When Kyle Snowden was a freshman beginning his career for the Harvard men's basketball team, Stephon Marbury and Kevin Garnett were starting their junior year in high school. Allen Iverson was serving his ill-deserved prison term.

Now, of course, Snowden is still with the Crimson, a senior stalwart on a resurgent Crimson squad. His counterparts, however, have leapfrogged him, finishing high school, zipping through abbreviated stays in college, and now starring in the NBA.

The almost ridiculous contrast between Snowden's experience and that of the more skilled (if less studious) NBA trio highlights a malaise of today's "big-time" college game--a maddening lack of continuity. Most fans feel as if they never know a team. As soon as a team begins to develop a particular character and show some promise, it is decimated by graduation and early defections to the NBA.

The point here is not to criticize those who leave college early for proball. Their talent is their's alone and no one can be blamed for jumping at the opportunity to earn millions playing professionally. Nevertheless, fans can only lament the talent drain and lack of continuity that the early departures create.

Only a few years ago, the college game was a very different one. Players, no matter how talented, stayed in school until graduation. Duke's remarkable run of Final Fours and National Championships was made possible by the four-year careers of such stars as Christian Laettner and Grant Hill. Today, it is difficult to imagine such talents foresaking the NBA until graduation.


Not only was the Duke dynasty exciting, it also allowed fans to "get to know" the team. Watching the same players for a number of years gave fans the opportunity to develop favorites and villians--there were many who enjoyed hating Laettner's brashness and late-game heroics.

It would have been difficult for fans to develop the same feelings about Marbury or Iverson, who are both at least as talented as Laettner. By the time they had clearly established themselves as stars, they were off to the NBA.
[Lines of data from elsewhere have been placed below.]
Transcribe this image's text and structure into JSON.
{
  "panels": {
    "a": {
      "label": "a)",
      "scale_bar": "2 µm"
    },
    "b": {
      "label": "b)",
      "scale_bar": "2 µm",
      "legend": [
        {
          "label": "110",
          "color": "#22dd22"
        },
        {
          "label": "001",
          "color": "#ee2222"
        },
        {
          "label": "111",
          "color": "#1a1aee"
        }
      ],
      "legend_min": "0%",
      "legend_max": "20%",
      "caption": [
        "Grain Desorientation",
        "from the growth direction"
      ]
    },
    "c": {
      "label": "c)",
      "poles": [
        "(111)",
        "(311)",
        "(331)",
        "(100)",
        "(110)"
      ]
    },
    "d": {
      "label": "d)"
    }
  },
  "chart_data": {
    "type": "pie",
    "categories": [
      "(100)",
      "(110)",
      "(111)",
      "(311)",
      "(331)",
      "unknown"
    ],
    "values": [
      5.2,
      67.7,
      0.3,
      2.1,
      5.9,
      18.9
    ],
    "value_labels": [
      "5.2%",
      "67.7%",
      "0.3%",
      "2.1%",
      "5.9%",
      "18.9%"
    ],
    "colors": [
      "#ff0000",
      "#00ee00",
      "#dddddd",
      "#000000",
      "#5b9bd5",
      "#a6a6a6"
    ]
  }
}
It must be noted that there is not a complete lack of continuity in the college game. Tim Duncan of Wake Forest could easily have been a top pick in last year's draft. Instead, he chose to remain in school.

Unfortunately because others have not followed his lead, Duncan's decision has created a talent imbalance. It is no coincidence that the Deamon Deacons have been ranked in the top three nationally throughout the year--Duncan is far superior to the opponents he faces. Imagine how exciting college ball would be if Duncan had to face Marbury, Jerry Stackhouse, and Rasheed Wallace instead. All of these players would be in Duncan's conference (the ACC) if they had not chosen to leave early.

There is at least one conference that has been unaffected by the turmoil in the college game--the Ivy League. Seniors at Harvard have been able to enjoy Snowden's talents throughout their stays in school. When thinking about next year's team, one can be confident that junior Mike Scott will be a key figure. How nice.

So we Ivy Leaguers can at least take comfort in the fact that if the major college game has changed for the worse, our own game is much the same as ever.